There is also a quiet sense of pride in what she has created. Not in a loud or performative way, but in the knowledge that she has built something sustainable. Something that supports her and her family. Something that reflects who she is.
She has not forgotten the path that brought her here. The difficult workplaces, the failed first business, the moments of doubt. They are not separate from her success. They are part of it.
The Next Chapter Is Still Unfolding
Caroline’s story does not end with stability. It continues with curiosity.
Recently, she published her first book, Sing Like No One’s Listening. The title itself carries the same message that has shaped her journey. Use your voice. Take the risk. Do not wait for permission.
Writing the book was not about adding another achievement to her list. It was an extension of her desire to share what she has learned. To remind others that their timing does not need to match anyone else’s.
She is already thinking about what comes next. A second book is beginning to take shape. There is also the idea of starting a podcast, where she can share conversations with other late bloomers and explore the different paths people take to find their work and themselves.
These plans are not driven by pressure or urgency. They are guided by interest and intention. They reflect a way of working that allows space for growth without forcing it.

She also continues to expand her presence through speaking and connecting with others. Not to position herself as an expert, but to contribute to conversations that matter to her.
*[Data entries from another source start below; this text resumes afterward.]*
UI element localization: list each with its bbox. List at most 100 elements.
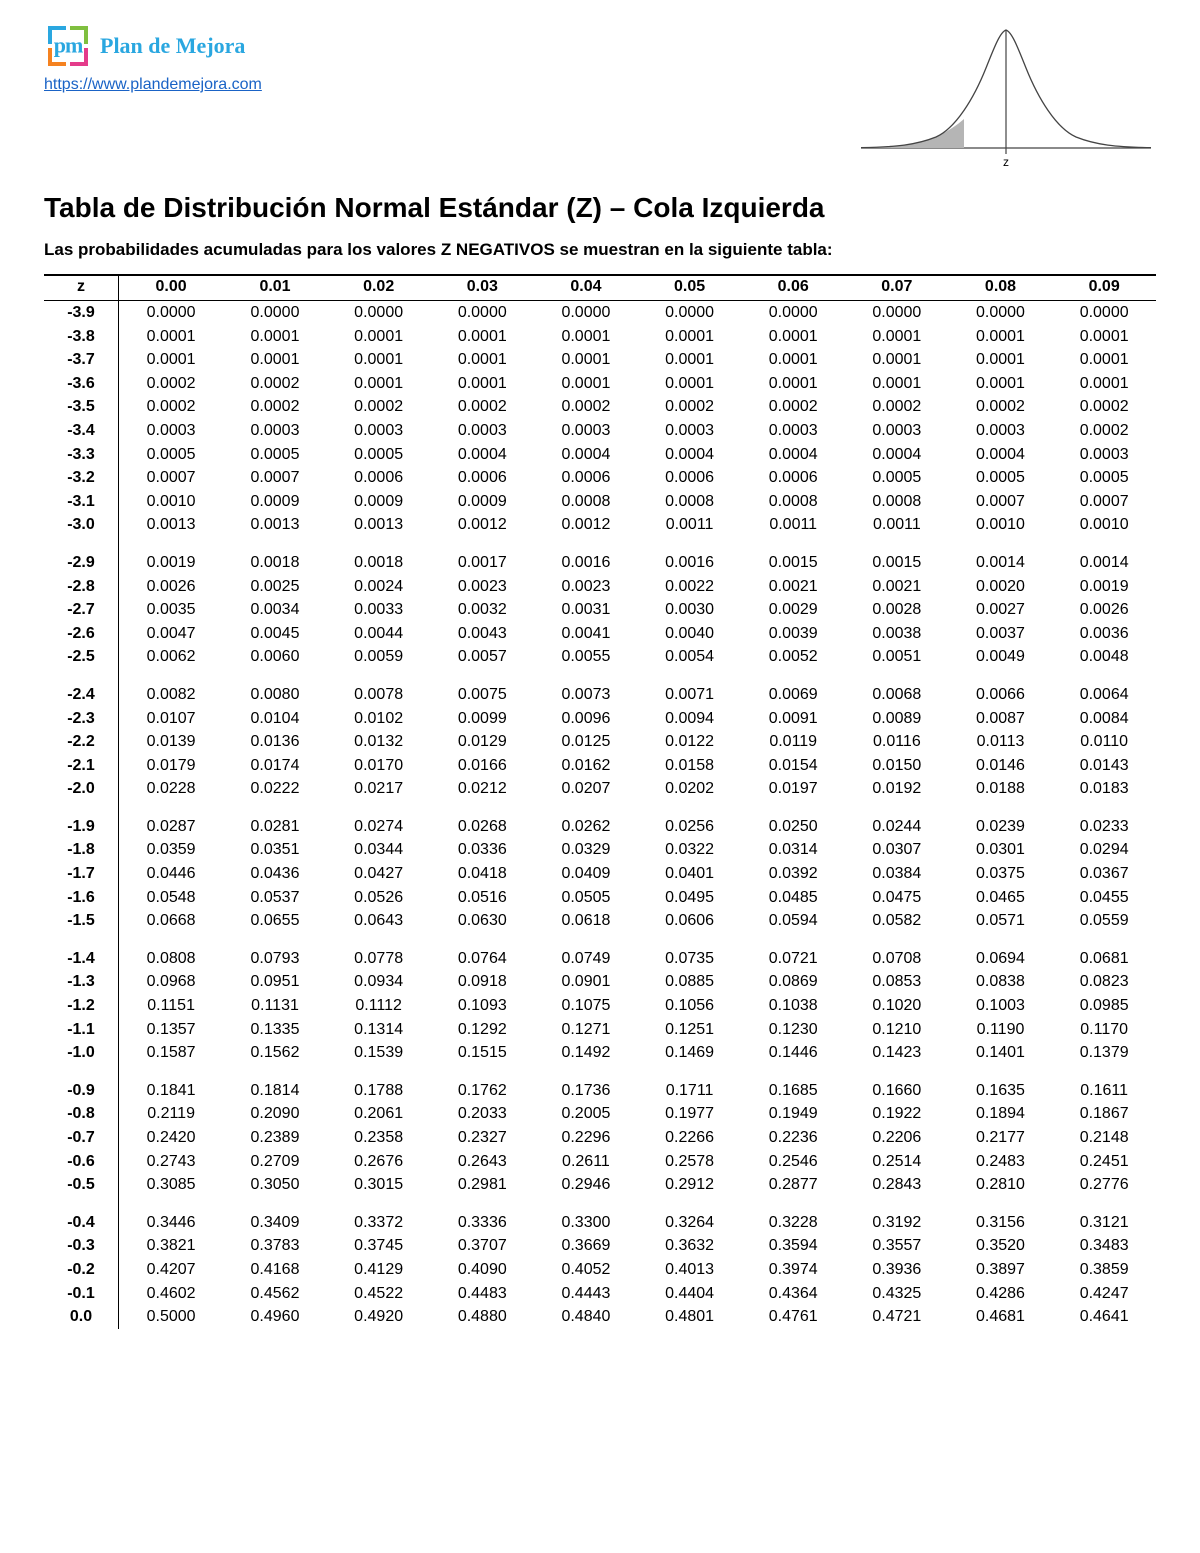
value-cell: 0.2877 — [741, 1173, 845, 1197]
z-label-cell: -1.4 — [44, 947, 119, 971]
value-cell: 0.0217 — [327, 777, 431, 801]
value-cell: 0.3228 — [741, 1211, 845, 1235]
value-cell: 0.0005 — [327, 443, 431, 467]
table-row: -3.10.00100.00090.00090.00090.00080.0008… — [44, 490, 1156, 514]
value-cell: 0.0239 — [949, 815, 1053, 839]
value-cell: 0.2177 — [949, 1126, 1053, 1150]
value-cell: 0.0548 — [119, 886, 224, 910]
value-cell: 0.0005 — [845, 466, 949, 490]
value-cell: 0.1711 — [638, 1079, 742, 1103]
value-cell: 0.0015 — [845, 551, 949, 575]
value-cell: 0.0901 — [534, 970, 638, 994]
value-cell: 0.4090 — [430, 1258, 534, 1282]
value-cell: 0.3707 — [430, 1234, 534, 1258]
value-cell: 0.0392 — [741, 862, 845, 886]
value-cell: 0.0022 — [638, 575, 742, 599]
z-table-header-row: z0.000.010.020.030.040.050.060.070.080.0… — [44, 275, 1156, 301]
value-cell: 0.0003 — [430, 419, 534, 443]
value-cell: 0.0495 — [638, 886, 742, 910]
value-cell: 0.0294 — [1052, 838, 1156, 862]
z-label-cell: -3.3 — [44, 443, 119, 467]
table-row: -1.90.02870.02810.02740.02680.02620.0256… — [44, 815, 1156, 839]
value-cell: 0.0001 — [741, 325, 845, 349]
value-cell: 0.0007 — [119, 466, 224, 490]
value-cell: 0.0001 — [949, 325, 1053, 349]
value-cell: 0.0113 — [949, 730, 1053, 754]
group-gap-row — [44, 1065, 1156, 1079]
table-row: -1.20.11510.11310.11120.10930.10750.1056… — [44, 994, 1156, 1018]
value-cell: 0.4880 — [430, 1305, 534, 1329]
value-cell: 0.1515 — [430, 1041, 534, 1065]
value-cell: 0.4801 — [638, 1305, 742, 1329]
value-cell: 0.0028 — [845, 598, 949, 622]
value-cell: 0.0011 — [741, 513, 845, 537]
value-cell: 0.0000 — [327, 301, 431, 325]
value-cell: 0.0516 — [430, 886, 534, 910]
value-cell: 0.0018 — [327, 551, 431, 575]
value-cell: 0.0039 — [741, 622, 845, 646]
value-cell: 0.0708 — [845, 947, 949, 971]
value-cell: 0.0002 — [223, 395, 327, 419]
value-cell: 0.0038 — [845, 622, 949, 646]
header: pm Plan de Mejora https://www.plandemejo… — [44, 22, 1156, 168]
value-cell: 0.3783 — [223, 1234, 327, 1258]
value-cell: 0.4681 — [949, 1305, 1053, 1329]
value-cell: 0.0455 — [1052, 886, 1156, 910]
value-cell: 0.2810 — [949, 1173, 1053, 1197]
value-cell: 0.0003 — [949, 419, 1053, 443]
value-cell: 0.1093 — [430, 994, 534, 1018]
value-cell: 0.0001 — [1052, 325, 1156, 349]
value-cell: 0.2578 — [638, 1150, 742, 1174]
value-cell: 0.4721 — [845, 1305, 949, 1329]
value-cell: 0.4364 — [741, 1282, 845, 1306]
value-cell: 0.1379 — [1052, 1041, 1156, 1065]
value-cell: 0.3050 — [223, 1173, 327, 1197]
value-cell: 0.0202 — [638, 777, 742, 801]
table-row: -0.40.34460.34090.33720.33360.33000.3264… — [44, 1211, 1156, 1235]
value-cell: 0.0021 — [845, 575, 949, 599]
value-cell: 0.0179 — [119, 754, 224, 778]
value-cell: 0.3015 — [327, 1173, 431, 1197]
table-row: -0.60.27430.27090.26760.26430.26110.2578… — [44, 1150, 1156, 1174]
value-cell: 0.3821 — [119, 1234, 224, 1258]
value-cell: 0.4129 — [327, 1258, 431, 1282]
brand-link[interactable]: https://www.plandemejora.com — [44, 76, 262, 94]
value-cell: 0.0001 — [741, 348, 845, 372]
value-cell: 0.0004 — [845, 443, 949, 467]
value-cell: 0.0007 — [1052, 490, 1156, 514]
value-cell: 0.4960 — [223, 1305, 327, 1329]
value-cell: 0.0012 — [430, 513, 534, 537]
value-cell: 0.0002 — [1052, 395, 1156, 419]
table-row: -3.70.00010.00010.00010.00010.00010.0001… — [44, 348, 1156, 372]
z-label-cell: -3.4 — [44, 419, 119, 443]
value-cell: 0.0004 — [534, 443, 638, 467]
value-cell: 0.3156 — [949, 1211, 1053, 1235]
value-cell: 0.3974 — [741, 1258, 845, 1282]
value-cell: 0.3936 — [845, 1258, 949, 1282]
brand-name: Plan de Mejora — [100, 33, 245, 59]
value-cell: 0.0003 — [845, 419, 949, 443]
value-cell: 0.0146 — [949, 754, 1053, 778]
value-cell: 0.0041 — [534, 622, 638, 646]
group-gap-row — [44, 537, 1156, 551]
value-cell: 0.0409 — [534, 862, 638, 886]
value-cell: 0.0003 — [327, 419, 431, 443]
value-cell: 0.0207 — [534, 777, 638, 801]
value-cell: 0.1660 — [845, 1079, 949, 1103]
value-cell: 0.1271 — [534, 1018, 638, 1042]
value-cell: 0.0001 — [534, 348, 638, 372]
z-label-cell: -2.0 — [44, 777, 119, 801]
value-cell: 0.0035 — [119, 598, 224, 622]
value-cell: 0.1867 — [1052, 1102, 1156, 1126]
value-cell: 0.1075 — [534, 994, 638, 1018]
value-cell: 0.0301 — [949, 838, 1053, 862]
value-cell: 0.0001 — [949, 372, 1053, 396]
value-cell: 0.0104 — [223, 707, 327, 731]
value-cell: 0.0055 — [534, 645, 638, 669]
value-cell: 0.0005 — [119, 443, 224, 467]
value-cell: 0.0250 — [741, 815, 845, 839]
value-cell: 0.0075 — [430, 683, 534, 707]
value-cell: 0.3745 — [327, 1234, 431, 1258]
value-cell: 0.2420 — [119, 1126, 224, 1150]
value-cell: 0.4562 — [223, 1282, 327, 1306]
At the heart of it all is a simple belief. It is never too late to begin again.
A Life Lived Without Holding Back
There is something quietly powerful about people who choose to change their lives later than expected. They carry with them years of experience, perspective, and understanding. When they finally step into their own work, they do so with a depth that cannot be rushed.
Caroline Buist’s journey is not defined by a single moment of transformation. It is shaped by many small decisions. The decision to keep going. The decision to try again. The decision to believe that something different was possible.
Her story is a reminder that clarity does not always come first. Sometimes it follows action. Sometimes it emerges only after we begin.
And perhaps most importantly, it shows that building a meaningful life is not about getting everything right. It is about being willing to move forward, even when things feel uncertain, and trusting that the path will reveal itself along the way.